The rise of Docker and the trend of microservices
Before we start looking into Kubernetes, it's important to understand the growth of microservices and containerization. With the evolution of a monolithic application, developers face inevitable problems as the applications evolve:
- Scaling: A monolith application is difficult to scale. It's been proven that the proper way to solve a scalability problem is via a distributed method.
- Operational cost: The operation cost increases with the complexity of a monolith application. Updates and maintenance require careful analysis and enough testing before deployment. This is the opposite of scalability; you can't scale down a monolithic application easily as the minimum resource requirement is high.
- Longer release cycle: The maintenance and development barrier is significantly high for monolith applications. For developers, when there is a bug, it takes a lot of time to identify the root cause in a complex and ever-growing code base. The testing time increases significantly. Regression, integration, and unit tests take significantly longer to pass with a complex code base. When the customer's requests come in, it takes months or even a year for a single feature to ship. This makes the release cycle long and impacts the company's business significantly.
This creates a huge incentive to break down monolithic applications into microservices. The benefits are obvious:
- With a well-defined interface, developers only need to focus on the functionality of the services they own.
- The code logic is simplified, which makes the application easier to maintain and easier to debug. Furthermore, the release cycle of microservices has shortened tremendously compared to monolithic applications, so customers do not have to wait for too long for a new feature.

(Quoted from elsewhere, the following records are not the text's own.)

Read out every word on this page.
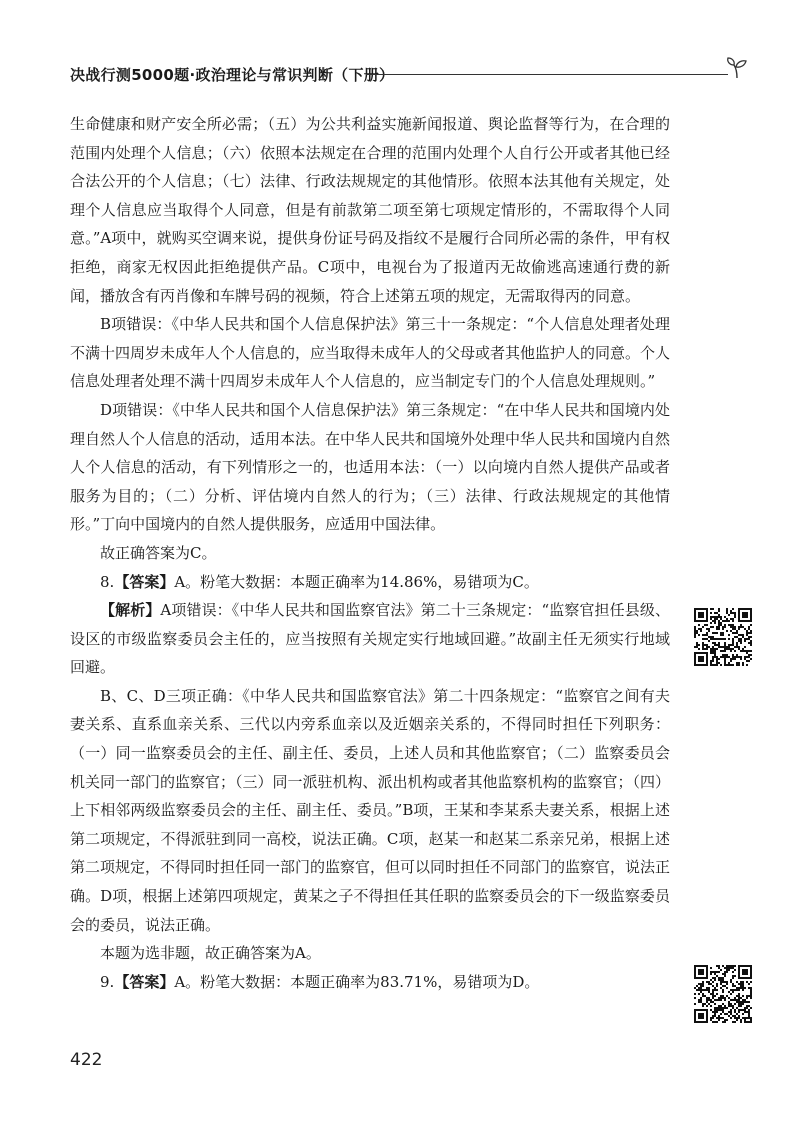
决战行测5000题·政治理论与常识判断（下册）

生命健康和财产安全所必需；（五）为公共利益实施新闻报道、舆论监督等行为，在合理的范围内处理个人信息；（六）依照本法规定在合理的范围内处理个人自行公开或者其他已经合法公开的个人信息；（七）法律、行政法规规定的其他情形。依照本法其他有关规定，处理个人信息应当取得个人同意，但是有前款第二项至第七项规定情形的，不需取得个人同意。”A项中，就购买空调来说，提供身份证号码及指纹不是履行合同所必需的条件，甲有权拒绝，商家无权因此拒绝提供产品。C项中，电视台为了报道丙无故偷逃高速通行费的新闻，播放含有丙肖像和车牌号码的视频，符合上述第五项的规定，无需取得丙的同意。

B项错误：《中华人民共和国个人信息保护法》第三十一条规定：“个人信息处理者处理不满十四周岁未成年人个人信息的，应当取得未成年人的父母或者其他监护人的同意。个人信息处理者处理不满十四周岁未成年人个人信息的，应当制定专门的个人信息处理规则。”

D项错误：《中华人民共和国个人信息保护法》第三条规定：“在中华人民共和国境内处理自然人个人信息的活动，适用本法。在中华人民共和国境外处理中华人民共和国境内自然人个人信息的活动，有下列情形之一的，也适用本法：（一）以向境内自然人提供产品或者服务为目的；（二）分析、评估境内自然人的行为；（三）法律、行政法规规定的其他情形。”丁向中国境内的自然人提供服务，应适用中国法律。

故正确答案为C。

8.【答案】A。粉笔大数据：本题正确率为14.86%，易错项为C。

【解析】A项错误：《中华人民共和国监察官法》第二十三条规定：“监察官担任县级、设区的市级监察委员会主任的，应当按照有关规定实行地域回避。”故副主任无须实行地域回避。

B、C、D三项正确：《中华人民共和国监察官法》第二十四条规定：“监察官之间有夫妻关系、直系血亲关系、三代以内旁系血亲以及近姻亲关系的，不得同时担任下列职务：（一）同一监察委员会的主任、副主任、委员，上述人员和其他监察官；（二）监察委员会机关同一部门的监察官；（三）同一派驻机构、派出机构或者其他监察机构的监察官；（四）上下相邻两级监察委员会的主任、副主任、委员。”B项，王某和李某系夫妻关系，根据上述第二项规定，不得派驻到同一高校，说法正确。C项，赵某一和赵某二系亲兄弟，根据上述第二项规定，不得同时担任同一部门的监察官，但可以同时担任不同部门的监察官，说法正确。D项，根据上述第四项规定，黄某之子不得担任其任职的监察委员会的下一级监察委员会的委员，说法正确。

本题为选非题，故正确答案为A。

9.【答案】A。粉笔大数据：本题正确率为83.71%，易错项为D。

422
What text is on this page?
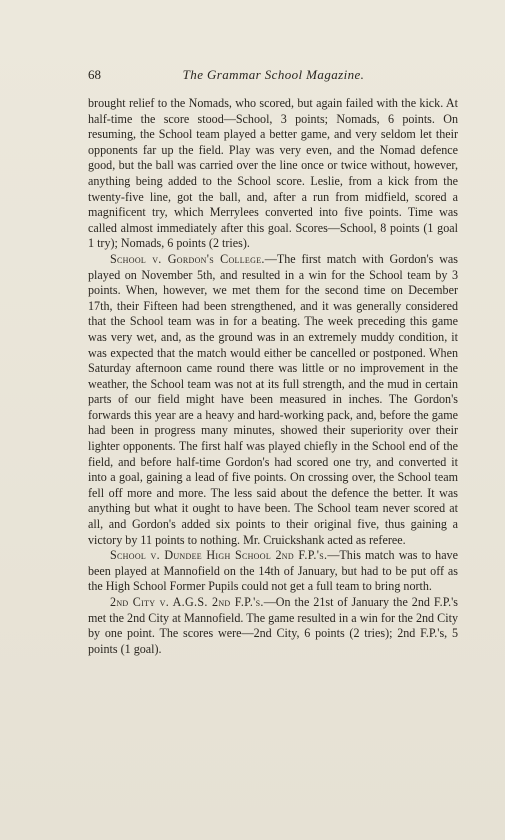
68	The Grammar School Magazine.

brought relief to the Nomads, who scored, but again failed with the kick. At half-time the score stood—School, 3 points; Nomads, 6 points. On resuming, the School team played a better game, and very seldom let their opponents far up the field. Play was very even, and the Nomad defence good, but the ball was carried over the line once or twice without, however, anything being added to the School score. Leslie, from a kick from the twenty-five line, got the ball, and, after a run from midfield, scored a magnificent try, which Merrylees converted into five points. Time was called almost immediately after this goal. Scores—School, 8 points (1 goal 1 try); Nomads, 6 points (2 tries).

School v. Gordon's College.—The first match with Gordon's was played on November 5th, and resulted in a win for the School team by 3 points. When, however, we met them for the second time on December 17th, their Fifteen had been strengthened, and it was generally considered that the School team was in for a beating. The week preceding this game was very wet, and, as the ground was in an extremely muddy condition, it was expected that the match would either be cancelled or postponed. When Saturday afternoon came round there was little or no improvement in the weather, the School team was not at its full strength, and the mud in certain parts of our field might have been measured in inches. The Gordon's forwards this year are a heavy and hard-working pack, and, before the game had been in progress many minutes, showed their superiority over their lighter opponents. The first half was played chiefly in the School end of the field, and before half-time Gordon's had scored one try, and converted it into a goal, gaining a lead of five points. On crossing over, the School team fell off more and more. The less said about the defence the better. It was anything but what it ought to have been. The School team never scored at all, and Gordon's added six points to their original five, thus gaining a victory by 11 points to nothing. Mr. Cruickshank acted as referee.

School v. Dundee High School 2nd F.P.'s.—This match was to have been played at Mannofield on the 14th of January, but had to be put off as the High School Former Pupils could not get a full team to bring north.

2nd City v. A.G.S. 2nd F.P.'s.—On the 21st of January the 2nd F.P.'s met the 2nd City at Mannofield. The game resulted in a win for the 2nd City by one point. The scores were—2nd City, 6 points (2 tries); 2nd F.P.'s, 5 points (1 goal).
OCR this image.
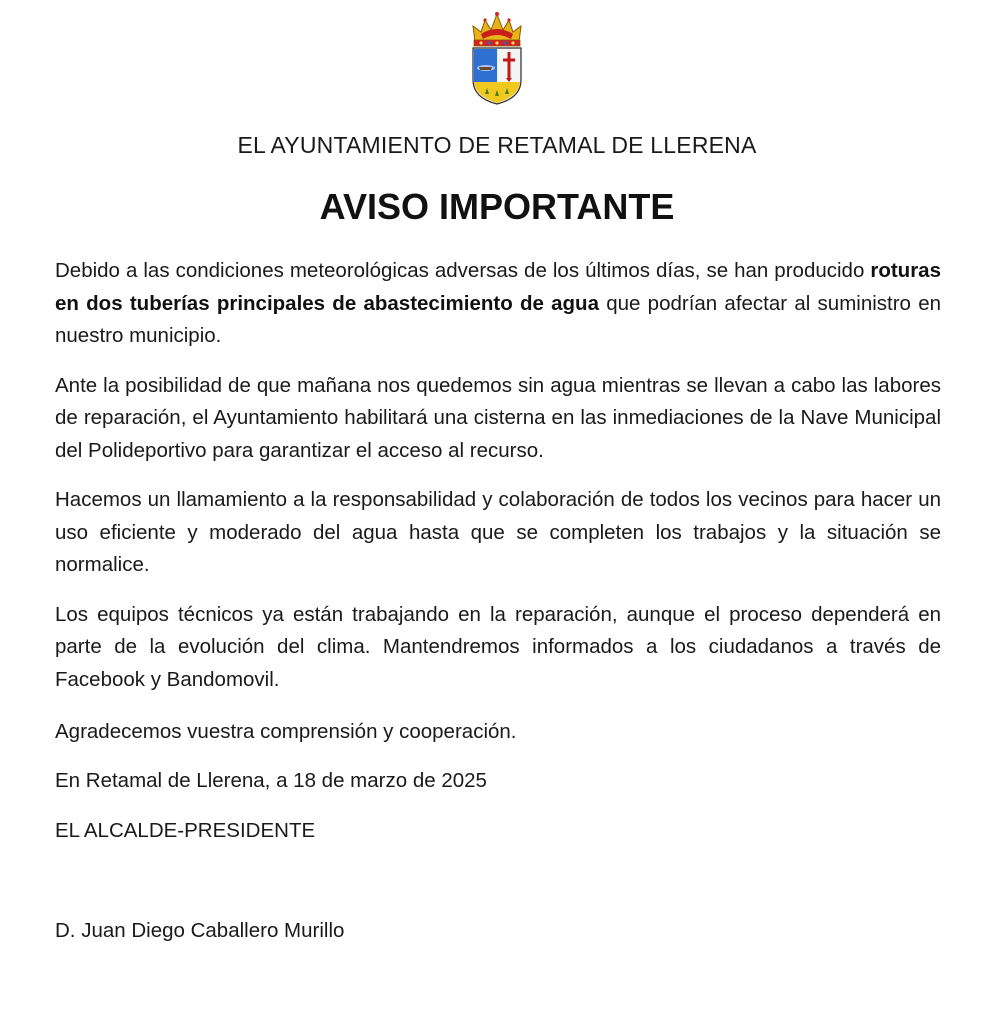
EL AYUNTAMIENTO DE RETAMAL DE LLERENA
AVISO IMPORTANTE

Debido a las condiciones meteorológicas adversas de los últimos días, se han producido roturas en dos tuberías principales de abastecimiento de agua que podrían afectar al suministro en nuestro municipio.

Ante la posibilidad de que mañana nos quedemos sin agua mientras se llevan a cabo las labores de reparación, el Ayuntamiento habilitará una cisterna en las inmediaciones de la Nave Municipal del Polideportivo para garantizar el acceso al recurso.

Hacemos un llamamiento a la responsabilidad y colaboración de todos los vecinos para hacer un uso eficiente y moderado del agua hasta que se completen los trabajos y la situación se normalice.

Los equipos técnicos ya están trabajando en la reparación, aunque el proceso dependerá en parte de la evolución del clima. Mantendremos informados a los ciudadanos a través de Facebook y Bandomovil.

Agradecemos vuestra comprensión y cooperación.
En Retamal de Llerena, a 18 de marzo de 2025
EL ALCALDE-PRESIDENTE
D. Juan Diego Caballero Murillo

When a monolithic application breaks down into many microservices, it increases the deployment and management complexity on the DevOps side. The complexity is obvious; microservices are usually written in different programming languages that require different runtimes or interpreters, with different package dependencies, different configurations, and so on, not to mention the interdependence among microservices. This is exactly the right time for Docker to come into the picture.
Let's look at the evolution of Docker. Process isolation has been a part of Linux for a long time in the form of Control Groups (cgroups) and namespaces. With the cgroup setting, each process has limited resources (CPU, memory, and so on) to use. With a dedicated process namespace, the processes within a namespace do not have any knowledge of other processes running in the same node but in different process namespaces. With a dedicated network namespace, processes cannot communicate with other processes without a proper network configuration, even though they're running on the same node.
Docker eases process management for infrastructure and DevOps engineers. In 2013, Docker as a company released the Docker open source project. Instead of managing namespaces and cgroups, DevOps engineers manage containers through Docker engine. Docker containers leverage these isolation mechanisms in Linux to run and manage microservices. Each container has a dedicated cgroup and namespaces.
The interdependency complexity remains. Orchestration platforms are ones that try to solve this problem. Docker also offered Docker Swarm mode (later renamed Docker Enterprise Edition, or Docker EE) to support clustering containers, around the same time as Kubernetes.
Kubernetes adoption status
According to a container usage report conducted in 2019 by Sysdig (https://sysdig.com/blog/sysdig-2019-container-usage-report), a container security and orchestration vendor says that Kubernetes takes a whopping 77% share of orchestrators in use. The market share is close to 90% if OpenShift (a variation of Kubernetes from Red Hat) is included:
Although Docker Swarm was released around the same time as Kubernetes, Kubernetes has now become the de facto choice of platform for container orchestration. This is because of Kubernetes' ability to work well in production environments. It is easy to use, supports a multitude of developer configurations, and can handle high-scale environments.
Kubernetes clusters
A Kubernetes cluster is composed of multiple machines (or Virtual Machines (VMs)) or nodes. There are two types of nodes: master nodes and worker nodes. The main control plane, such as kube-apiserver, runs on the master nodes. The agent running on each worker node is called kubelet, working as a minion on behalf of kube-apiserver, and runs on the worker nodes. A typical workflow in Kubernetes starts with a user (for example, DevOps), who communicates with kube-apiserver in the master node, and kube-apiserver delegates the deployment job to the worker nodes. In the next section, we will introduce kube-apiserver and kubelet in more detail:
The previous diagram shows how a user sends a deployment request to the master node (kube-apiserver) and kube-apiserver delegates the deployment execution to kubelet in some of the worker nodes.